University trans censorship revealed in new study

Free speech and debate are being shut down as universities censor courses, lecturers and speakers, while students censor each other, new research has shown.

The Free Speech University Rankings (FSUR) show that more than half of universities actively censor free speech and ideas.

Spiked magazine, the organisation behind the research, said that “policies dictating what can and can’t be said on campus are still becoming more severe in many areas”.

‘Unfathomable’

It pointed to the 46 per cent of institutions which restrict discussion on transsexualism, with some banning ‘transphobic propaganda’ outright, while others attempt to rid the curriculum of ‘transphobic material’.

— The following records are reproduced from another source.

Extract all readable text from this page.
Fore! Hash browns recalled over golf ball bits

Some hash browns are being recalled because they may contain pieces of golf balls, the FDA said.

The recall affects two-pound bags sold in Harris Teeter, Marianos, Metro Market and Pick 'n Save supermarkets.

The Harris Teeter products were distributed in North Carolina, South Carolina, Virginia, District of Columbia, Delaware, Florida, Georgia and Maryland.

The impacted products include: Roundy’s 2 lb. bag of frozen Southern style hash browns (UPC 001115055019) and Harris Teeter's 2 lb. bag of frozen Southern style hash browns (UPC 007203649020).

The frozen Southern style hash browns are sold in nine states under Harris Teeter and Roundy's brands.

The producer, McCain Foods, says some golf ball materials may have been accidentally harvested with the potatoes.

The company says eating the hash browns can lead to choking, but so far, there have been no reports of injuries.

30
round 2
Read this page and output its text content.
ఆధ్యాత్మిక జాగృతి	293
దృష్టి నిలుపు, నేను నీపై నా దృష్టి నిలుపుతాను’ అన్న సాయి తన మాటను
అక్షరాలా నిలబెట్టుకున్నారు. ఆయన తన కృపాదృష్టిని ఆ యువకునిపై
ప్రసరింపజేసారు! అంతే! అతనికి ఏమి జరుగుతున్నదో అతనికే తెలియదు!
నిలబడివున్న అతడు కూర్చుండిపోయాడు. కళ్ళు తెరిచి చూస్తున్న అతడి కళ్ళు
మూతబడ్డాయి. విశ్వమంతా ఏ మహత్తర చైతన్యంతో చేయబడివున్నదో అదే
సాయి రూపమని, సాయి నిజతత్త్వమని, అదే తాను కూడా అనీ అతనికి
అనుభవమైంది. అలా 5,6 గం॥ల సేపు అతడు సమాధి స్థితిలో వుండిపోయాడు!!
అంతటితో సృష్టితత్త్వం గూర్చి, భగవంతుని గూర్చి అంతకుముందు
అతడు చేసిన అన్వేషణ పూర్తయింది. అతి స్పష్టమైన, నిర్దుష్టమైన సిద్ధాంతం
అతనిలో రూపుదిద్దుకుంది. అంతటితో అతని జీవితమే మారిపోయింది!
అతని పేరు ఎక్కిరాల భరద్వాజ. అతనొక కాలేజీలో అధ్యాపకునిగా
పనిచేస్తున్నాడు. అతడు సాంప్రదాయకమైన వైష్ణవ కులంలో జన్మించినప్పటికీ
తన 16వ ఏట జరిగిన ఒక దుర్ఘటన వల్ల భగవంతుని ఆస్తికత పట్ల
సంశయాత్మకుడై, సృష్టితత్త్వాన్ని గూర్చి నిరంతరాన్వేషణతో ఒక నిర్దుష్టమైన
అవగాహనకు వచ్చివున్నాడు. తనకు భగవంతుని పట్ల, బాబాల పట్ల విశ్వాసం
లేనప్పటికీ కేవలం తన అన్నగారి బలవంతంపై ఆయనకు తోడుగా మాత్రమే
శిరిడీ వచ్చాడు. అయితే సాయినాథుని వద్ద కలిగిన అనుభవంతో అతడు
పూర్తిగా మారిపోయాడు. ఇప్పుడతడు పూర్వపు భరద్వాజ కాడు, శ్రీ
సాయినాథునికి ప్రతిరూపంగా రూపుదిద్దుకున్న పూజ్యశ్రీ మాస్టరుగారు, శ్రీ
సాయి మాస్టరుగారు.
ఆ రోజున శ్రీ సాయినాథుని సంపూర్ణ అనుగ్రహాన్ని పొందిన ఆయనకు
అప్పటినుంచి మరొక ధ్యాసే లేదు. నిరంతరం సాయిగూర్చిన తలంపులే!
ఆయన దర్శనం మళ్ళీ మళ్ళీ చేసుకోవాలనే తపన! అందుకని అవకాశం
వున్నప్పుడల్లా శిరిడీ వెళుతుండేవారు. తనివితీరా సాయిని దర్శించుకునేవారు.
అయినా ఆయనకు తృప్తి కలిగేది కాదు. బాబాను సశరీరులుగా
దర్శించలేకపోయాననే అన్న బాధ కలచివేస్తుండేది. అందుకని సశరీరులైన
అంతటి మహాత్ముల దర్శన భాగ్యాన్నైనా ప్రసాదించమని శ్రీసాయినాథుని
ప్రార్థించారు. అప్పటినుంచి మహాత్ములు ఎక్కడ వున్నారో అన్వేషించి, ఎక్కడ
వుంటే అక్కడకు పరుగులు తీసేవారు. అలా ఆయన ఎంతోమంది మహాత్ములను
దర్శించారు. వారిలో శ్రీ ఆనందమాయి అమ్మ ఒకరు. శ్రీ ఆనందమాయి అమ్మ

At the University of Bath, men and women who are transitioning are allowed to access changing rooms “according to the gender in which they present” while Sheffield’s Students’ Union has adopted a “‘zero-tolerance’ approach to sexist, racist, LGBT+phobic, and ableist speech and literature”.

Spiked’s Deputy Editor Tom Slater said: “In some of our most esteemed universities, supposed citadels of free thinking and scientific endeavour, administrations are demanding that debate about transgenderism be shut down and courses be cleansed of un-PC material.

“How any course about, say, biology, can coexist with this is unfathomable.”

‘Outrageous’

The report also highlighted the level of “thoroughly intolerant” student activism, which has seen students’ unions remain far more likely than universities to censor others for the fourth year running.

Anthony Glees, a Professor of Politics at the University of Buckingham, said it was “outrageous” for universities to impose rules about what lecturers can say about transgenderism.

He added that it risked breaching the 1988 Education Reform Act, which guarantees academic freedom.

Concluding Spiked’s editorial, Slater said the way to change the cultural problem of censorship in universities was to change minds, adding “we need to defeat the patronising argument that censorship must be done for our own good”.

Stifle

Last year, the FSUR showed a marked increase in ‘no-platforming’, where universities or student unions formally ban an individual from speaking.

Feminist Germaine Greer, and the then MPs Eric Pickles and Douglas Carswell were among those to have been blacklisted as universities were accused of “systematically stifling free speech on campus”.